I Know When To Keep Quiet By Dawn Leas (A Review By Amye Archer)

Finishing Line Press

$12

I often lament that I have never lived anywhere else.  Sure, I’ve moved like a roulette wheel ticking around to different suburbs, but that center, the crumbling metropolis of Scranton, has always been within reach.   And I won’t lie, my husband and I have had many fantasies about picking up our children and moving wherever we want, settling where we think they will have a better life.   After reading Dawn Leas’ I know When to Keep Quiet, I must admit, this seems like a horrible idea.

The topography of I Know When to Keep Quiet is as vast as the Texas landscape where the speaker and her family eventually end up.  The poems begin in New Jersey, where the speaker is surrounded by family.  Most notably a grandmother whose backyard is “A stone-walled map of green and red peppers”.  There is a strong sense of unity in this family from New Jersey.  They go to mass together, they eat dinner at one another’s houses, and most importantly, they seem to simply surround one another.

But all is not as it seems.  In Ashes, Leas paints a terrifying portrait of an abusive, alcoholic father.  The poem is fraught with tension as she describes her father’s violent behavior:

My father was a volcano

spewing lava that night,

tables became timber–

curtains fell, walls crumbled.

While I have read my share of childhood abuse poems, there is something distinct in Ashes.  Leas doesn’t stop at the visual, she captures the visceral:

In the morning, we tiptoed over rocky

landscape, washed our hands in ashes.

We waited.

It’s that last line.  The waiting.  That really illuminates the rest of this collection with a sense of foreboding.  This family is going somewhere.  And you can believe it will indeed be a rocky landscape.

I Know When to Keep Quiet then becomes a story about the chase.  The chase for her father’s sobriety, his chase for a sense of normalcy.  The family picks up everything and moves through several different states, all of which Leas manages to capture the essence of with subtle and distinct images, all while letting us in on her reluctance to call these foreign places home.  In Assimilation, a poem from the family’s stop in New Orleans, she learns to eat crab from an aunt and uncle:

On the tabletop, covered

with soggy newspapers,

a collage of broken carcasses,

cracked claws, half-empty pony bottles

takes shape.  I study it, a transplanted

niece left behind, a culture not my own.

The family then flees New Orleans and heads for “the next exit, the new hometown, the cacti-sprinkled flatlands and prairies [of Texas].”  It is here that Leas learns to drive, comes of age, so to speak, and meets Miss Jean, whose drawl teaches “me how to be a Texan, a lady.”

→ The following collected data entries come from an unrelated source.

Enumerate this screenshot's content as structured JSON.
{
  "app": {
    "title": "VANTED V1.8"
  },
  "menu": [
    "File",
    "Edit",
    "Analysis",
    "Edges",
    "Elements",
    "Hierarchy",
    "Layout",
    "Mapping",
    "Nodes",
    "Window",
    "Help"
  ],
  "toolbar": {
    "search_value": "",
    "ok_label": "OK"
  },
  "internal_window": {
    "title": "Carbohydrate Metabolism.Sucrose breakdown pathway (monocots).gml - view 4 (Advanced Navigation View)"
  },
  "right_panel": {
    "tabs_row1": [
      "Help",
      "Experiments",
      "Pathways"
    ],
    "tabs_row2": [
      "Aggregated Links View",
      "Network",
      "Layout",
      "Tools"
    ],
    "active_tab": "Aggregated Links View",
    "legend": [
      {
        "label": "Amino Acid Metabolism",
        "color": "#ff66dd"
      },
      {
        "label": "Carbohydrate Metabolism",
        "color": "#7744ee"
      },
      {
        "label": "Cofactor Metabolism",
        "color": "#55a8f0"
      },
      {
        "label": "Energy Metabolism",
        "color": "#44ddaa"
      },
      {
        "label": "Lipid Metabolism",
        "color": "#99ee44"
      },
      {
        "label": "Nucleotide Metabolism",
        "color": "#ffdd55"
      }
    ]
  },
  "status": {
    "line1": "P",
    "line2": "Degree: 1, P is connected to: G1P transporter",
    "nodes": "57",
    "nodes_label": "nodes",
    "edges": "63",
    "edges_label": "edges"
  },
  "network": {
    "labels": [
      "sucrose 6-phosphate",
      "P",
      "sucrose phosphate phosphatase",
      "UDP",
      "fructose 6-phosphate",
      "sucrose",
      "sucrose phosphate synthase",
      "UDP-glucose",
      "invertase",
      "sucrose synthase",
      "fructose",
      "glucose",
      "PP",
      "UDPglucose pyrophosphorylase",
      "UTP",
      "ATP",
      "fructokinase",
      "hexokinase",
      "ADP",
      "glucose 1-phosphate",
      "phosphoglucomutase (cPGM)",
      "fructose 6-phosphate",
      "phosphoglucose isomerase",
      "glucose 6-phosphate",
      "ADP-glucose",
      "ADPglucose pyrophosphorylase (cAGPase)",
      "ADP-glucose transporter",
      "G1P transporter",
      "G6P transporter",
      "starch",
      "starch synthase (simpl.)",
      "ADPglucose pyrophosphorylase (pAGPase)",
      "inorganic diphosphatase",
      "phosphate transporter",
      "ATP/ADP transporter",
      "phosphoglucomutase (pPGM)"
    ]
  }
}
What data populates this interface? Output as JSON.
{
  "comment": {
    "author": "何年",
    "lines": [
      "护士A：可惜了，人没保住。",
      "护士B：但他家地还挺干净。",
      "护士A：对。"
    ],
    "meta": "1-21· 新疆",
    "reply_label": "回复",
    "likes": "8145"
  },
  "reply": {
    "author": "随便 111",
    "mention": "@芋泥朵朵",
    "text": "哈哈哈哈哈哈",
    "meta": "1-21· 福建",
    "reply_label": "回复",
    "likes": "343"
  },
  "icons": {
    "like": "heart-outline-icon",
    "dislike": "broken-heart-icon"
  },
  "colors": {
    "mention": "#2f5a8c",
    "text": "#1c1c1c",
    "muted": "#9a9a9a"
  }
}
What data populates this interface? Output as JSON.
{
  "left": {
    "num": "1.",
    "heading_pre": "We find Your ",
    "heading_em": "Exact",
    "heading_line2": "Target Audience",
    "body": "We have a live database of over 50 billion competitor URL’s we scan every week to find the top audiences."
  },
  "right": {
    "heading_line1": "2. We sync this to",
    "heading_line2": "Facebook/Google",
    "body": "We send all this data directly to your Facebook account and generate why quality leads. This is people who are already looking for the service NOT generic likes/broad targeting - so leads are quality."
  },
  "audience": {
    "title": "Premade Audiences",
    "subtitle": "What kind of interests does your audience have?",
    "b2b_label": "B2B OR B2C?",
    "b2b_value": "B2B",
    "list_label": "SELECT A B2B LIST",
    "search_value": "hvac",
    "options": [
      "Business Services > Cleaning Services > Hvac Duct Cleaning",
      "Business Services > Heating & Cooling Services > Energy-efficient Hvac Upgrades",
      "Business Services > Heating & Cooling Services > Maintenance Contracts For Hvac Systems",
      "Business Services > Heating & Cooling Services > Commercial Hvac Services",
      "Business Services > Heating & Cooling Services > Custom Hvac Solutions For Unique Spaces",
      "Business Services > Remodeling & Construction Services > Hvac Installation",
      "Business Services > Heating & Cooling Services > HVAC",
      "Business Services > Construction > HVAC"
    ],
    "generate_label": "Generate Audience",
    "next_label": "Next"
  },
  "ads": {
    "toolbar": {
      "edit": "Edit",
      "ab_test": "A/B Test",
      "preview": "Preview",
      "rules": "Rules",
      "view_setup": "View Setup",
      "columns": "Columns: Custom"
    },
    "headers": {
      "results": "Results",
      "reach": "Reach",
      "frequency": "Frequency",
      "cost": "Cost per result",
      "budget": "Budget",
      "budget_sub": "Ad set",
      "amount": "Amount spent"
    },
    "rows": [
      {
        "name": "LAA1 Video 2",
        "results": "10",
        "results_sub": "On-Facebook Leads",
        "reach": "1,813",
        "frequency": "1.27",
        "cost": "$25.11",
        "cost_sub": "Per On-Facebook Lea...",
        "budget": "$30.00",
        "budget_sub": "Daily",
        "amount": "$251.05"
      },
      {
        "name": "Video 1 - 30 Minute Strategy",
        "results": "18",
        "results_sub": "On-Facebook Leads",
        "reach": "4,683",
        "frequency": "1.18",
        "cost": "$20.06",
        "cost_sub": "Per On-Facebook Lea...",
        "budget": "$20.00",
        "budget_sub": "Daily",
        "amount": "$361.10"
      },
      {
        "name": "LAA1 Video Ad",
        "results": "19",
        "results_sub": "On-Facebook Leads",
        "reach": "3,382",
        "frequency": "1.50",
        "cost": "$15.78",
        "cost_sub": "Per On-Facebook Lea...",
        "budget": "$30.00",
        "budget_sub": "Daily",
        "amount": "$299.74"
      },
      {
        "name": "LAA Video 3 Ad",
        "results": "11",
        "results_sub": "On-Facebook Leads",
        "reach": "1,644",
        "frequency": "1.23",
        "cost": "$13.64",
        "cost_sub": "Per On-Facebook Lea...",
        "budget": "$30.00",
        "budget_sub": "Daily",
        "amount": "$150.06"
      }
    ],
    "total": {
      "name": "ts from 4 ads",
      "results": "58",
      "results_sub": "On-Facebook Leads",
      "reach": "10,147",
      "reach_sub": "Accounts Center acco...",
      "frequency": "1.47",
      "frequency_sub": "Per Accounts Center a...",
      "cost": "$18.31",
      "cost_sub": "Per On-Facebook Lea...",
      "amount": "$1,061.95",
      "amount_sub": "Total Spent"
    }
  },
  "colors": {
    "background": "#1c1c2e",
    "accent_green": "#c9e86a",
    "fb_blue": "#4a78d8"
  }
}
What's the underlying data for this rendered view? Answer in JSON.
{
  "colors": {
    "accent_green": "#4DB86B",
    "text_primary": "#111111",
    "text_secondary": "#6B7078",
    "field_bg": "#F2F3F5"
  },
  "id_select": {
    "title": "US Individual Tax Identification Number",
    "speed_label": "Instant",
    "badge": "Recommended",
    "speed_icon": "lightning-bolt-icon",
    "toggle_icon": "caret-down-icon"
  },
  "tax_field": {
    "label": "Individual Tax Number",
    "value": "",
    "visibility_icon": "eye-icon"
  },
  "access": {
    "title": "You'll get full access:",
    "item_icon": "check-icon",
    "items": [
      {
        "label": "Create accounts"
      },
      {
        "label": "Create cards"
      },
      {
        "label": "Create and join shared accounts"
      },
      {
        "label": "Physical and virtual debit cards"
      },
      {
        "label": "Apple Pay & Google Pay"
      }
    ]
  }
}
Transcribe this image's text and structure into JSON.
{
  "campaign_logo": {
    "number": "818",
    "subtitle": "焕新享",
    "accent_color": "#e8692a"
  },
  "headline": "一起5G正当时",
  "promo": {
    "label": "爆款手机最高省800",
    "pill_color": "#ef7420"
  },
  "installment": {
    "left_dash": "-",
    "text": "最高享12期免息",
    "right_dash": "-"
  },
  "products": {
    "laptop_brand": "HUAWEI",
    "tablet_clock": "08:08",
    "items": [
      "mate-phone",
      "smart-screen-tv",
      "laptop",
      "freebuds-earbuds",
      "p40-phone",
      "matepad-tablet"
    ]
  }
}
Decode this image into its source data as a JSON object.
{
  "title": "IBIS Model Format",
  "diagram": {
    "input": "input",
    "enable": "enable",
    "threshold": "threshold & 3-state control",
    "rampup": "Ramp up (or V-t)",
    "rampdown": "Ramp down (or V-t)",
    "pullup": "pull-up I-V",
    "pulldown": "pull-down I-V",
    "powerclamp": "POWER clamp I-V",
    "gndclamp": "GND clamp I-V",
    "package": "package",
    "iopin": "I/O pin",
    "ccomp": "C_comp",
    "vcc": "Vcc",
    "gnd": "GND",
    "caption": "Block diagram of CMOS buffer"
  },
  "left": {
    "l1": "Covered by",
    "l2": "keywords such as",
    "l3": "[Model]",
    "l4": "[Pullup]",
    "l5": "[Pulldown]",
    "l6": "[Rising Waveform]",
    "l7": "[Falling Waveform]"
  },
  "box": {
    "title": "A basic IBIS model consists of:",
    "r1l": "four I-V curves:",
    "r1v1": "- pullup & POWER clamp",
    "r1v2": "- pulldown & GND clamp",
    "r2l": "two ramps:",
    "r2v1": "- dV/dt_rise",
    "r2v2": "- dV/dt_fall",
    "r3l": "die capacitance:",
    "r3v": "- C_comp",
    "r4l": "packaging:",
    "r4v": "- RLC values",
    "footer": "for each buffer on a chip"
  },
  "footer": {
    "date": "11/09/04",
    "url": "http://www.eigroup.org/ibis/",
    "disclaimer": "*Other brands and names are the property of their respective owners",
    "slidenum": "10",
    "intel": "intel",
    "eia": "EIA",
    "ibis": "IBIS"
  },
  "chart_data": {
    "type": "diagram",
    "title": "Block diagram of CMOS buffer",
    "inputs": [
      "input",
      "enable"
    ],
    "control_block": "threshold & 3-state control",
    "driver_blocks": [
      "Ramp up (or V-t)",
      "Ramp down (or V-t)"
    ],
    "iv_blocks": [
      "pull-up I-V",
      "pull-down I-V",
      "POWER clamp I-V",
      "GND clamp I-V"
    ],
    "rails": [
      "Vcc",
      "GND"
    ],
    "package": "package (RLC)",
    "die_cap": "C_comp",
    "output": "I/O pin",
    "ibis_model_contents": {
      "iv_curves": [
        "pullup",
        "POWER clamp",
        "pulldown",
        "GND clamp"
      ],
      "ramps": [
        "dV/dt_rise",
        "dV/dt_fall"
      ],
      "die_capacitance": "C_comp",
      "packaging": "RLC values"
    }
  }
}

Finally, just when we feel a sense of settling in on the part of the speaker, the family is uprooted once more and heads for their final destination: Pennsylvania.    Leas spends a lot of time in this section of the book showing us the struggles of belonging.  In Another School, 1982:

The teacher introduces us, asks

polite questions about Texas.

We answer with hybrid accents.

The boys stare, the girls smirk,

heads turning to whisper.

Suddenly, the reader is pulled from the comfortable chair in our living room to the uncomfortable task of standing in front of a classroom full of high school students.  Our heart aches for these sisters, our speaker and her twin.   We have followed her journey, we have watched her grow and overcome so much change and turmoil, and we want to know she will be okay.

And she is.  In the last, and in my opinion the strongest, poem in the collection, Slipping, Leas captures the raw tenderness of adolescence:

Back on the dock, words pause

in the air above us.  Hands glide

over skin smooth as the lake’s

first ice.

And then, in the poem’s final verse, the poets grasp of the figurative becomes apparent:

This is the way I fall back,

yes, dark water rolling the dock, yes

the weight of drowning on my chest.

We are left knowing that while Pennsylvania has become home for the speaker, she will never forget where she has been, a deep tide always rolling her back to the rocky landscape over which she has traversed.   And the reader is left thankful for such a beautiful collection, and for the fact that Dawn Leas doesn’t know when to keep quiet.  As for me, I will be staying put.  Allowing the roots under my small Pennsylvania house to grow deep and envelop my girls with a sense of permanence.